Tradução: btpsilveira

https://ejmagnier.com/2019/10/17/winners-and-losers-in-the-turkish-attack-on-the-kurds-in-syria-part-3-of-3/

Na Segunda Guerra Mundial, os Estados Unidos emergiram como os vencedores e se tornaram mais fortes que qualquer outro país do mundo. Os aliados – principalmente a União Soviética – venceram a guerra mas saíram dela muito fracos. Precisavam reconstruir seus países e suas economias, com os EUA exigindo enorme pagamento retrospectivo pelo seu apoio. Os Estados Unidos se tornaram uma superpotência com capacidade de guerra nuclear e poder de impor seu domínio. Países industriais foram reconstruídos no que a Alemanha chamou de Wirtschaftswunder e a França de les Trentes Glorieuses, os trinta anos de prosperidade posteriores ao final da guerra. Enquanto isso, os Estados Unidos impulsionaram sua prosperidade para espalhar sua hegemonia mundo afora. O poder dos EUA foi reforçado com o início da Perestroika e depois da queda da União Soviética. No novo milênio, o establishment dos Estados Unidos declarou a “Guerra ao Terrorismo” como justificativa para ocupar o Afeganistão e o Iraque, enquanto ao mesmo tempo tentava subjugar o Hezbollah no Líbano, mudar o regime na Líbia e tentar a destruição da Síria, tudo com o objetivo de reestruturar e formar um “Novo Oriente Médio”.

No Levante, a falha dos Estados Unidos na tentativa de alcançar seus objetivos foi dramática, mas teve sucesso em acordar a Rússia de sua longa hibernação, para desafiar a hegemonia unilateral dos EUA no mundo e desenvolver novas formas de alianças. O Irã também desafiou gradativamente a hegemonia dos Estados Unidos desde a “Revolução Islâmica” de 1979. O país planejou paciente e meticulosamente a construção de uma cadeia de aliados, conectando várias partes do Oriente Médio. Agora 37 anos depois, o Irã pode se gabar de um cordão de aliados fortes na Palestina, no Líbano, na Síria, no Iraque, no Iêmen e Afeganistão – que estão prontos, se necessário, para pegar em armas e defender o Irã. Na realidade, o país se beneficiou muito dos erros dos Estados Unidos. Pela sua falta de compreensão de líderes e populações pelo mundo, Os EUA falharam universalmente em ganhar “coração e mentes” em cada um e todos os países do Oriente Médio onde tentaram se impor como aliado potencial.

A entronização de Trump nos Estados Unidos ajudou os aliados e também os inimigos dos EUA a descobrir, juntos, os limites e o alcance das sanções que os Estados Unidos gostam de impor.
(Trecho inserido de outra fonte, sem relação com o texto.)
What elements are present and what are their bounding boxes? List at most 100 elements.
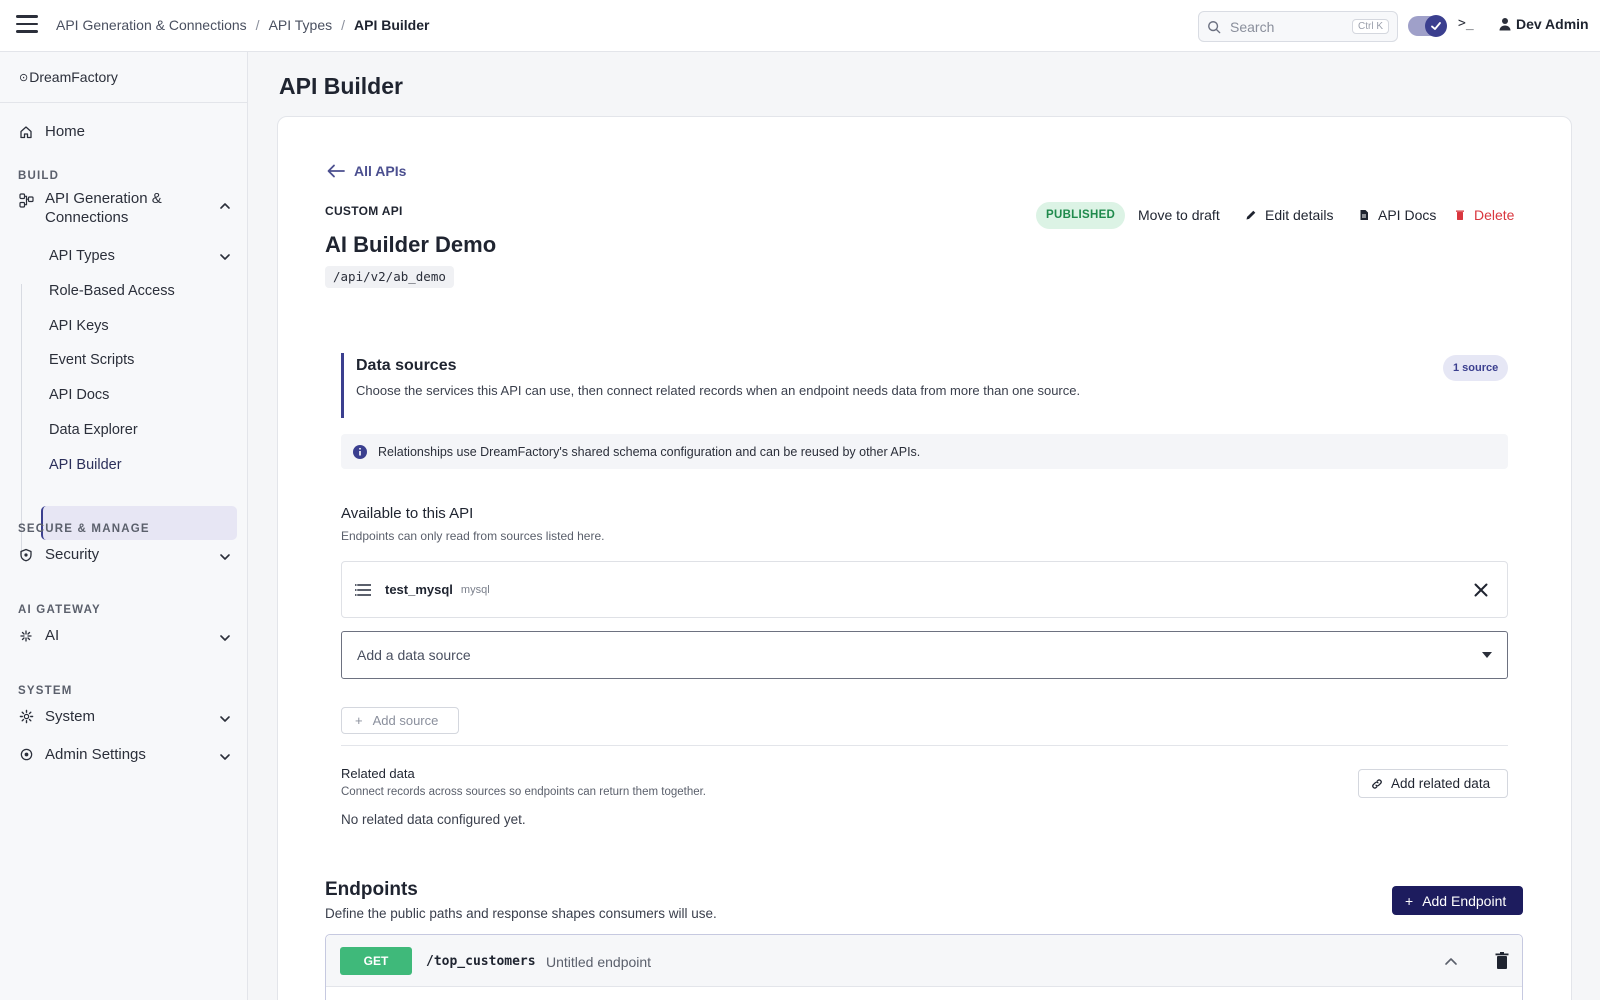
user-name: Dev Admin bbox=[1516, 16, 1589, 32]
divider bbox=[341, 745, 1508, 746]
logo-text: DreamFactory bbox=[29, 69, 118, 85]
sidebar-item-label: Connections bbox=[45, 209, 129, 226]
database-icon bbox=[355, 583, 371, 596]
available-description: Endpoints can only read from sources lis… bbox=[341, 529, 605, 543]
document-icon bbox=[1360, 210, 1368, 220]
chevron-down-icon[interactable] bbox=[218, 712, 232, 726]
info-text: Relationships use DreamFactory's shared … bbox=[378, 444, 921, 459]
button-label: Add source bbox=[372, 713, 439, 728]
trash-icon bbox=[1456, 210, 1464, 220]
chevron-down-icon[interactable] bbox=[218, 550, 232, 564]
sidebar-item-system[interactable]: System bbox=[18, 708, 95, 725]
sidebar-item-api-docs[interactable]: API Docs bbox=[49, 387, 109, 403]
plus-icon: + bbox=[355, 713, 363, 728]
api-name: AI Builder Demo bbox=[325, 232, 497, 257]
api-docs-button[interactable]: API Docs bbox=[1358, 207, 1436, 223]
page-title: API Builder bbox=[279, 73, 403, 99]
add-related-data-button[interactable]: Add related data bbox=[1358, 769, 1508, 798]
terminal-icon[interactable]: >_ bbox=[1458, 16, 1474, 31]
shield-icon bbox=[18, 547, 34, 563]
related-data-description: Connect records across sources so endpoi… bbox=[341, 786, 707, 798]
search-placeholder: Search bbox=[1230, 18, 1275, 35]
check-icon bbox=[1425, 15, 1447, 37]
api-type-label: CUSTOM API bbox=[325, 204, 403, 218]
chevron-down-icon[interactable] bbox=[218, 250, 232, 264]
endpoint-header[interactable]: GET /top_customers Untitled endpoint bbox=[326, 935, 1522, 987]
home-icon bbox=[18, 124, 34, 140]
sidebar-item-api-generation[interactable]: API Generation & Connections bbox=[18, 189, 162, 227]
add-data-source-select[interactable]: Add a data source bbox=[341, 631, 1508, 679]
gear-icon bbox=[18, 709, 34, 725]
section-secure-manage: SECURE & MANAGE bbox=[18, 523, 150, 535]
endpoint-path: /top_customers bbox=[426, 954, 536, 969]
back-label: All APIs bbox=[354, 163, 407, 179]
search-input[interactable]: Search Ctrl K bbox=[1198, 11, 1398, 42]
button-label: Edit details bbox=[1265, 207, 1334, 223]
sidebar-item-admin-settings[interactable]: Admin Settings bbox=[18, 746, 146, 763]
related-data-title: Related data bbox=[341, 766, 415, 781]
sidebar-item-ai[interactable]: AI bbox=[18, 627, 59, 644]
add-source-button[interactable]: + Add source bbox=[341, 707, 459, 734]
button-label: Delete bbox=[1474, 207, 1515, 223]
sidebar-item-event-scripts[interactable]: Event Scripts bbox=[49, 352, 134, 368]
sidebar-item-api-types[interactable]: API Types bbox=[49, 248, 115, 264]
close-icon[interactable] bbox=[1473, 582, 1489, 598]
sub-nav-line bbox=[21, 284, 22, 554]
select-placeholder: Add a data source bbox=[357, 647, 471, 663]
delete-button[interactable]: Delete bbox=[1454, 207, 1514, 223]
top-bar: API Generation & Connections / API Types… bbox=[0, 0, 1600, 52]
breadcrumb-api-types[interactable]: API Types bbox=[269, 17, 333, 33]
theme-toggle[interactable] bbox=[1408, 15, 1447, 37]
add-endpoint-button[interactable]: + Add Endpoint bbox=[1392, 886, 1523, 915]
search-shortcut: Ctrl K bbox=[1352, 19, 1389, 34]
sidebar-item-label: AI bbox=[45, 627, 60, 644]
source-type: mysql bbox=[460, 583, 490, 596]
endpoint-item: GET /top_customers Untitled endpoint bbox=[325, 934, 1523, 1000]
chevron-down-icon[interactable] bbox=[218, 631, 232, 645]
data-sources-description: Choose the services this API can use, th… bbox=[356, 383, 1081, 398]
endpoints-title: Endpoints bbox=[325, 879, 418, 900]
search-icon bbox=[1208, 20, 1221, 33]
api-path: /api/v2/ab_demo bbox=[325, 266, 454, 288]
endpoints-description: Define the public paths and response sha… bbox=[325, 906, 717, 921]
divider bbox=[0, 102, 248, 103]
sparkle-icon bbox=[18, 628, 34, 644]
link-icon bbox=[1372, 778, 1382, 789]
sidebar-item-role-based-access[interactable]: Role-Based Access bbox=[49, 283, 175, 299]
trash-icon[interactable] bbox=[1494, 951, 1510, 971]
move-to-draft-button[interactable]: Move to draft bbox=[1138, 207, 1220, 223]
sidebar-item-security[interactable]: Security bbox=[18, 546, 99, 563]
breadcrumb-separator: / bbox=[255, 17, 260, 33]
sidebar-item-label: System bbox=[45, 708, 96, 725]
available-title: Available to this API bbox=[341, 505, 474, 522]
status-badge: PUBLISHED bbox=[1036, 202, 1126, 229]
back-link[interactable]: All APIs bbox=[327, 163, 406, 179]
sidebar-item-home[interactable]: Home bbox=[18, 123, 85, 140]
pencil-icon bbox=[1246, 210, 1256, 220]
chevron-up-icon[interactable] bbox=[1444, 955, 1458, 967]
chevron-up-icon[interactable] bbox=[218, 199, 232, 213]
sidebar-item-label: API Generation & bbox=[45, 190, 162, 207]
menu-icon[interactable] bbox=[16, 15, 38, 35]
admin-settings-icon bbox=[18, 747, 34, 763]
endpoint-name: Untitled endpoint bbox=[546, 954, 652, 970]
data-sources-title: Data sources bbox=[356, 357, 457, 374]
logo[interactable]: ⊙ DreamFactory bbox=[19, 69, 118, 85]
user-menu[interactable]: Dev Admin bbox=[1498, 16, 1589, 32]
sidebar-item-api-builder[interactable]: API Builder bbox=[49, 457, 122, 473]
connections-icon bbox=[18, 192, 34, 208]
sidebar-item-data-explorer[interactable]: Data Explorer bbox=[49, 422, 138, 438]
method-badge: GET bbox=[340, 947, 412, 975]
breadcrumb-current: API Builder bbox=[354, 17, 430, 33]
sidebar-item-api-keys[interactable]: API Keys bbox=[49, 318, 109, 334]
section-build: BUILD bbox=[18, 170, 60, 182]
breadcrumb-api-generation[interactable]: API Generation & Connections bbox=[56, 17, 247, 33]
button-label: Add related data bbox=[1391, 776, 1491, 791]
chevron-down-icon[interactable] bbox=[218, 750, 232, 764]
edit-details-button[interactable]: Edit details bbox=[1245, 207, 1333, 223]
section-accent-bar bbox=[341, 353, 344, 418]
caret-down-icon bbox=[1482, 652, 1492, 658]
sidebar-item-label: Security bbox=[45, 546, 100, 563]
logo-mark: ⊙ bbox=[19, 71, 29, 84]
sidebar-item-label: Home bbox=[45, 123, 86, 140]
A liderança foi de pronto assumida por Rússia e China, ao oferecer um modelo novo e mais suave de aliança, a qual aparentemente não tem o objetivo de impor outro tipo de hegemonia. A oferta de aliança econômica e parceria é especialmente atrativa para aqueles que já tiveram a infelicidade de testar o modelo hegemônico (norte)americano e querem se libertar através de uma alternativa mais equilibrada.
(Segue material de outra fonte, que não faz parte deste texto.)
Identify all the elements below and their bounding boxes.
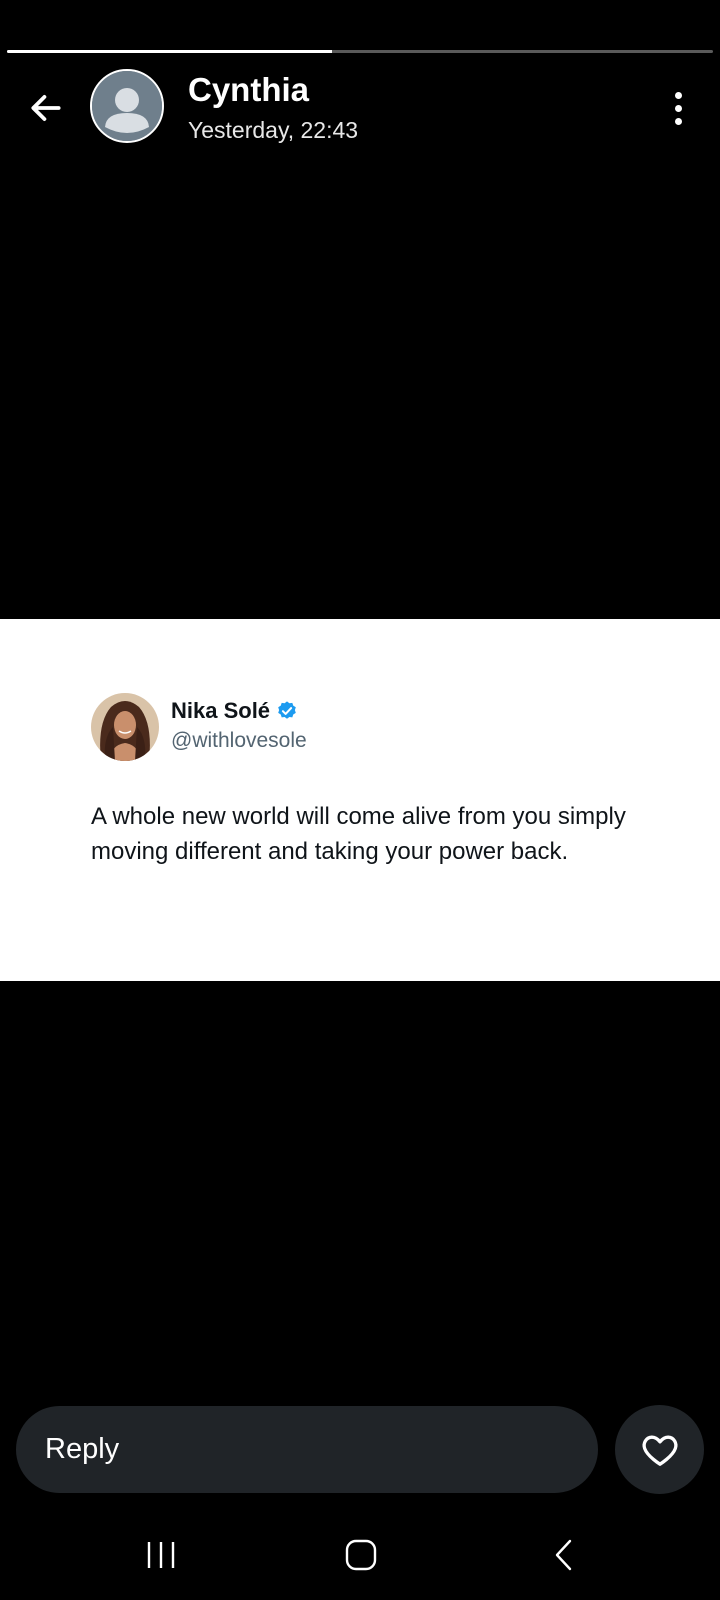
post-author-handle: @withlovesole xyxy=(171,729,307,752)
reply-placeholder: Reply xyxy=(45,1433,120,1465)
more-options-button[interactable] xyxy=(658,82,698,134)
story-progress-fill xyxy=(7,50,332,53)
system-navigation-bar xyxy=(0,1510,720,1600)
home-icon xyxy=(345,1539,377,1571)
more-vertical-icon-dot xyxy=(674,117,682,125)
story-media-image[interactable]: Nika Solé @withlovesole A whole new worl… xyxy=(0,619,720,981)
contact-avatar[interactable] xyxy=(90,69,164,143)
story-progress-bar xyxy=(7,50,713,53)
back-button[interactable] xyxy=(20,82,72,134)
story-timestamp: Yesterday, 22:43 xyxy=(188,117,359,143)
heart-outline-icon xyxy=(642,1434,677,1466)
post-author-name: Nika Solé xyxy=(171,698,271,723)
recents-button[interactable] xyxy=(131,1530,191,1580)
post-card: Nika Solé @withlovesole A whole new worl… xyxy=(80,661,645,911)
profile-photo-icon xyxy=(91,693,159,761)
more-vertical-icon xyxy=(674,91,682,99)
post-text: A whole new world will come alive from y… xyxy=(91,803,626,865)
more-vertical-icon-dot xyxy=(674,104,682,112)
verified-badge-icon xyxy=(278,701,296,719)
home-button[interactable] xyxy=(331,1530,391,1580)
back-icon xyxy=(555,1539,572,1571)
arrow-left-icon xyxy=(31,95,61,121)
system-back-button[interactable] xyxy=(534,1530,594,1580)
recents-icon xyxy=(147,1542,175,1568)
post-author-avatar xyxy=(91,693,159,761)
reply-input[interactable]: Reply xyxy=(16,1406,598,1493)
like-button[interactable] xyxy=(615,1405,704,1494)
person-placeholder-icon xyxy=(92,71,162,141)
contact-name[interactable]: Cynthia xyxy=(188,71,309,109)
post-author-row: Nika Solé xyxy=(171,698,298,724)
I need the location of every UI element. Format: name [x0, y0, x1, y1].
No governo Trump, o Oriente Médio tornou-se um enorme armazém cheio de armas de várias fontes. Cada país em particular (e alguns atores não estatais) está armado com drones – e alguns têm até mísseis de cruzeiros e de precisão. Ocorre que superioridade de armamentos não conta muito, e o equilíbrio de armamento não é suficiente para medir o peso militar de um lado ou de outro. Até o país mais pobre do Oriente Médio, o Iêmen, pode causar dano significativo ao mais rico, a Arábia Saudita, um país pesadamente armado com o mais moderno equipamento militar dos Estados Unidos no Oriente Médio.

Com certeza o presidente dos EUA foi informado do fracasso evidente da tentativa de derrubar o regime na Síria e também da impossibilidade de desalojar o Irã do Levante. Provavelmente, ele quer evitar perda desnecessária de vidas, daí sua decisão de abandonar o país que suas forças ocuparam nos últimos anos. Mesmo assim, sua súbita retirada, mesmo que parcial (porque ele afirma que uma pequena unidade permanecerá nas imediações de Al-Tanf, mesmo que sem benefício estratégico, dado que o posto de fronteira em al-Qaem está novamente operacional) – veio como um choque para seus aliados israelenses e curdos. Trump mostrou sua capacidade de abandonar mesmo amigos/inimigos mais próximos do dia para a noite.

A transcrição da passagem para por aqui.